June 6, 2003 Restless legs syndrome (RLS) may sound like something right out of a 1950s horror flick. And for some sufferers, it is. This affliction causes an irresistible urge to move the legs often accompanied by creepy-crawly sensations in the legs. The sensations are only relieved by movement, and become worse as the sun goes down. Night after night this sleeplessness occurs for the millions who suffer with RLS and their partners.

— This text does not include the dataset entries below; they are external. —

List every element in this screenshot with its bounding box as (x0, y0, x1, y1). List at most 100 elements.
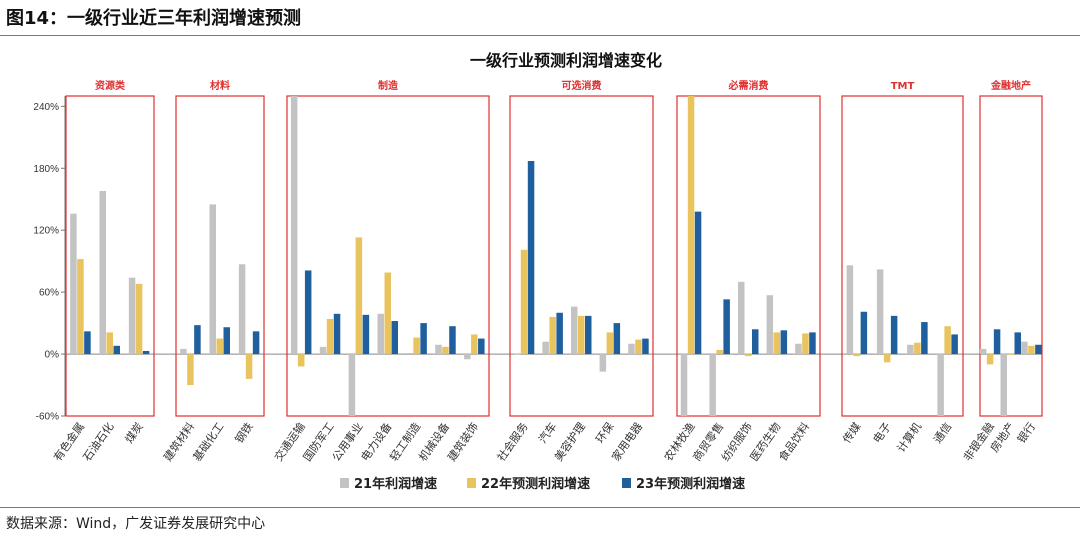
legend-swatch (467, 478, 476, 488)
bar (723, 299, 730, 355)
bar (883, 354, 891, 363)
group-box (676, 95, 821, 417)
industry-groups: 资源类 材料 制造 可选消费 必需消费 TMT 金融地产 (65, 79, 1043, 417)
legend-label: 22年预测利润增速 (481, 476, 590, 492)
bar (70, 213, 77, 355)
group-box (65, 95, 155, 417)
group-box (509, 95, 654, 417)
y-tick-label: 60% (39, 288, 59, 299)
category-label: 电子 (871, 420, 894, 445)
bar (194, 325, 201, 355)
bar (1014, 332, 1021, 355)
bar (216, 338, 223, 355)
bar (876, 269, 884, 355)
bar (413, 337, 420, 355)
category-label: 计算机 (894, 420, 924, 455)
y-tick-label: 120% (33, 226, 59, 237)
bar (993, 329, 1001, 355)
group-label: 材料 (210, 79, 230, 92)
bar (513, 354, 521, 355)
legend: 21年利润增速 22年预测利润增速 23年预测利润增速 (340, 476, 745, 492)
group-box (286, 95, 490, 417)
bar (802, 333, 809, 355)
bar-chart: 一级行业预测利润增速变化 240% 180% 120% 60% 0% -60% 资源类 材料… (33, 51, 1043, 492)
y-tick-label: 240% (33, 102, 59, 113)
bar (1035, 344, 1042, 355)
bar (738, 281, 745, 355)
bar (245, 354, 253, 379)
bar (937, 354, 944, 416)
bar (527, 161, 535, 355)
y-axis: 240% 180% 120% 60% 0% -60% (33, 96, 1042, 423)
bar (391, 321, 398, 355)
bar (780, 330, 788, 355)
bar (921, 322, 928, 355)
bar (795, 343, 802, 355)
bar (680, 354, 688, 416)
group-label: 金融地产 (990, 79, 1031, 92)
category-label: 社会服务 (494, 420, 531, 464)
bar (860, 311, 868, 355)
bar (442, 346, 449, 355)
bar (520, 249, 528, 355)
bar (304, 270, 312, 355)
bar (542, 341, 549, 355)
category-label: 通信 (931, 420, 954, 445)
bar (209, 204, 216, 355)
bar (297, 354, 305, 367)
bar (128, 277, 136, 355)
bar (853, 354, 861, 357)
bar (809, 332, 816, 355)
bars (70, 96, 1042, 416)
group-box (175, 95, 265, 417)
bar (290, 96, 298, 355)
bar (687, 96, 695, 355)
bottom-divider (0, 507, 1080, 508)
bar (333, 313, 341, 355)
legend-swatch (622, 478, 631, 488)
bar (113, 345, 120, 355)
source-note: 数据来源：Wind，广发证券发展研究中心 (6, 516, 266, 532)
y-tick-label: -60% (36, 412, 59, 423)
bar (578, 315, 585, 355)
bar (745, 354, 752, 357)
bar (709, 354, 716, 416)
bar (99, 190, 106, 355)
bar (907, 344, 914, 355)
bar (223, 327, 230, 355)
bar (348, 354, 356, 416)
top-divider (0, 35, 1080, 36)
chart-title: 一级行业预测利润增速变化 (470, 51, 662, 70)
group-label: 资源类 (95, 79, 125, 92)
bar (377, 313, 384, 355)
bar (613, 323, 621, 355)
category-label: 汽车 (535, 420, 559, 446)
figure-title: 图14：一级行业近三年利润增速预测 (6, 8, 302, 29)
bar (642, 338, 649, 355)
bar (846, 265, 854, 355)
bar (187, 354, 194, 386)
bar (549, 316, 556, 355)
bar (773, 332, 781, 355)
bar (180, 348, 187, 355)
bar (326, 318, 334, 355)
bar (752, 329, 759, 355)
bar (319, 346, 327, 355)
bar (635, 339, 642, 355)
bar (1000, 354, 1007, 416)
group-label: TMT (891, 81, 915, 92)
bar (951, 334, 958, 355)
group-label: 制造 (378, 79, 399, 92)
bar (571, 306, 578, 355)
legend-swatch (340, 478, 349, 488)
group-label: 必需消费 (728, 79, 769, 92)
bar (986, 354, 994, 365)
bar (694, 211, 702, 355)
y-tick-label: 180% (33, 164, 59, 175)
bar (420, 323, 427, 355)
category-label: 环保 (592, 420, 616, 446)
bar (84, 331, 91, 355)
category-label: 石油石化 (80, 420, 117, 464)
bar (979, 348, 987, 355)
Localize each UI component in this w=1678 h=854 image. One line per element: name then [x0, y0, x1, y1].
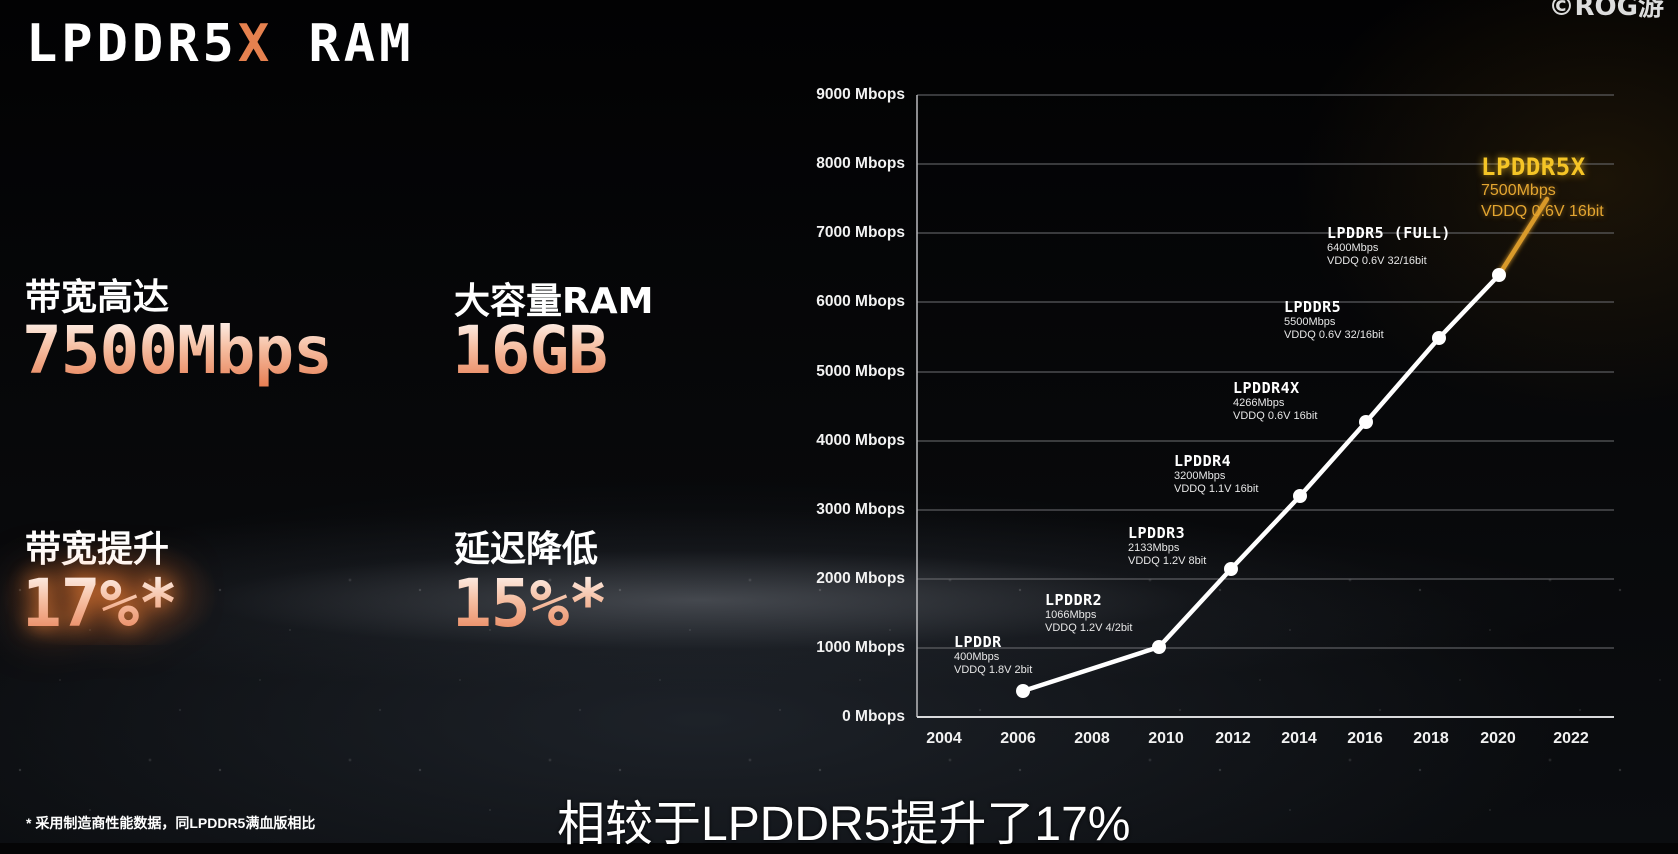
- stat-bandwidth-increase-value: 17%*: [22, 565, 178, 642]
- x-tick-2022: 2022: [1553, 730, 1589, 747]
- stat-capacity-label: 大容量RAM: [454, 281, 654, 322]
- stat-latency-value: 15%*: [452, 565, 608, 642]
- annotation-lpddr5-full: LPDDR5 (FULL) 6400Mbps VDDQ 0.6V 32/16bi…: [1327, 224, 1451, 268]
- data-points: [1016, 268, 1506, 698]
- y-tick-2000: 2000 Mbops: [816, 570, 905, 587]
- y-tick-8000: 8000 Mbops: [816, 155, 905, 172]
- x-tick-2018: 2018: [1413, 730, 1449, 747]
- annotation-lpddr3: LPDDR3 2133Mbps VDDQ 1.2V 8bit: [1128, 524, 1207, 568]
- x-tick-2006: 2006: [1000, 730, 1036, 747]
- annotation-lpddr4: LPDDR4 3200Mbps VDDQ 1.1V 16bit: [1174, 452, 1259, 496]
- y-tick-0: 0 Mbops: [842, 708, 905, 725]
- stat-latency-label: 延迟降低: [454, 529, 599, 570]
- x-tick-2020: 2020: [1480, 730, 1516, 747]
- x-tick-2016: 2016: [1347, 730, 1383, 747]
- lpddr5x-line: [1496, 196, 1550, 278]
- x-tick-2004: 2004: [926, 730, 962, 747]
- y-tick-7000: 7000 Mbops: [816, 224, 905, 241]
- annotation-lpddr5: LPDDR5 5500Mbps VDDQ 0.6V 32/16bit: [1284, 298, 1384, 342]
- title-main: LPDDR5: [26, 14, 238, 74]
- rog-watermark-logo: ©ROG游: [1548, 0, 1664, 22]
- x-tick-2012: 2012: [1215, 730, 1251, 747]
- annotation-lpddr4x: LPDDR4X 4266Mbps VDDQ 0.6V 16bit: [1233, 379, 1318, 423]
- y-tick-6000: 6000 Mbops: [816, 293, 905, 310]
- x-tick-2010: 2010: [1148, 730, 1184, 747]
- stat-capacity-value: 16GB: [452, 312, 608, 389]
- stat-bandwidth-label: 带宽高达: [25, 277, 170, 318]
- gridlines: [917, 94, 1614, 649]
- x-tick-2008: 2008: [1074, 730, 1110, 747]
- title-rest: RAM: [273, 14, 415, 74]
- annotation-lpddr: LPDDR 400Mbps VDDQ 1.8V 2bit: [954, 633, 1033, 677]
- stat-bandwidth-value: 7500Mbps: [22, 312, 333, 389]
- x-tick-2014: 2014: [1281, 730, 1317, 747]
- y-tick-5000: 5000 Mbops: [816, 363, 905, 380]
- y-tick-4000: 4000 Mbops: [816, 432, 905, 449]
- stat-glow: [0, 535, 220, 645]
- starfield-background: [0, 560, 1678, 843]
- y-tick-1000: 1000 Mbops: [816, 639, 905, 656]
- title-accent: X: [237, 14, 274, 74]
- footnote: * 采用制造商性能数据，同LPDDR5满血版相比: [26, 815, 316, 831]
- stat-bandwidth-increase-label: 带宽提升: [25, 529, 170, 570]
- annotation-lpddr5x-highlight: LPDDR5X 7500Mbps VDDQ 0.6V 16bit: [1481, 153, 1604, 220]
- slide-title: LPDDR5X RAM: [26, 14, 414, 74]
- y-tick-3000: 3000 Mbops: [816, 501, 905, 518]
- y-tick-9000: 9000 Mbops: [816, 86, 905, 103]
- subtitle-caption: 相较于LPDDR5提升了17%: [557, 798, 1131, 851]
- annotation-lpddr2: LPDDR2 1066Mbps VDDQ 1.2V 4/2bit: [1045, 591, 1133, 635]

Because little is known about what causes RLS, researchers at Penn State College of Medicine and Johns Hopkins University went looking for answers. The team, led by James Connor, Ph.D., professor and interim chair, Department of Neuroscience and Anatomy, Penn State College of Medicine, performed the first-ever autopsy analysis of the brains of people with RLS. This research, presented today (June 5, 2003) at the Association of Professional Sleep Societies meeting in Chicago, uncovered a possible explanation for this syndrome.
“We found that, although there are no unique pathological changes in the brains of patients with RLS, it appears that cells in a portion of the mid-brain aren’t getting enough iron,” Connor said. “It was a relief to many that there was no neurodegeneration, or loss or damage of brain cells, like we see in Parkinson’s and Alzheimer’s disease.”
The discovery of a physical cause for this disorder establishes it as a sensory motor rather than a psychological disorder. Because cells aren’t lost or damaged but rather iron-deficient, there is more hope that treatments can be developed.
For the study, Connor examined brain tissue acquired through the Restless Legs Syndrome Foundation’s brain collection at the Harvard Brain Bank. Tissue from seven people with RLS was examined and five samples from people with no neurological conditions served as controls. Cross-sectional slides of the substantia nigra, the portion of the middle brain thought to play a role in RLS, allowed the research team to thoroughly examine the cells’ structures and functions. To avoid bias, during examination, the investigator did not know whether the sample was that of a patient with or without RLS.
Although it’s been long-suspected that iron deficiency had something to do with RLS, Connor’s study found that a specific receptor for iron transport is lacking in patients with RLS. When that mechanism malfunctions, enough iron gets into the brain cells to keep them alive, but not enough so that they function optimally. That missing iron may cause a misfiring of neural signals to the legs creating the creepy-crawly feelings.
“This doesn’t necessarily mean that a person has dietary iron-deficiency and needs supplements,” Connor said. “It means only that these receptors aren’t packaging and delivering an adequate amount of iron to the specific cells in this portion of the brain.”
This explains why some patients find temporary relief from iron supplements, but it is important that any supplementation therapy be managed by a physician.
Although not FDA-approved for the treatment of RLS, a few prescription drugs, which have been approved for other conditions, have temporarily relieved symptoms in some patients. One such drug is that used in Parkinson’s disease to calm tremors. The cells in the brain in RLS that are iron deficient are the cells that make the neurotransmitter dopamine. Dopamine synthesis requires iron and this is the likely reason that small amounts of the drugs that are used to treat Parkinson’s patients can be effective in RLS.
Connor’s next step is to continue to pinpoint other potential breakdowns in the iron packaging and transport system to this part of the brain, including the genes that regulate the iron transport proteins.
“We hope these discoveries lead to a test that could diagnose this syndrome, and a potential target for a therapy to bring long-term relief to those suffering with restless legs syndrome,” Connor said.
This study was funded in part by grants from the National Institutes of Health and the Restless Legs Syndrome Foundation.
Other members of the research team were: P.J. Boyer, M.D., Ph.D., Departments of Neuroscience and Anatomy, and Pathology, S. L. Menzies, Department of Neuroscience and Anatomy, and B. Dellinger, Department of Pathology, Penn State College of Medicine, Penn State Milton S. Hershey Medical Center; R.P. Allen, Ph.D., Department of Neurology, Johns Hopkins Bayview Medical Center; W.G. Ondo, M.D., Department of Neurology, Baylor College of Medicine, Houston; C.J. Earley, M.D., Ph.D., Department of Neurology, Johns Hopkins Bayview Medical Center.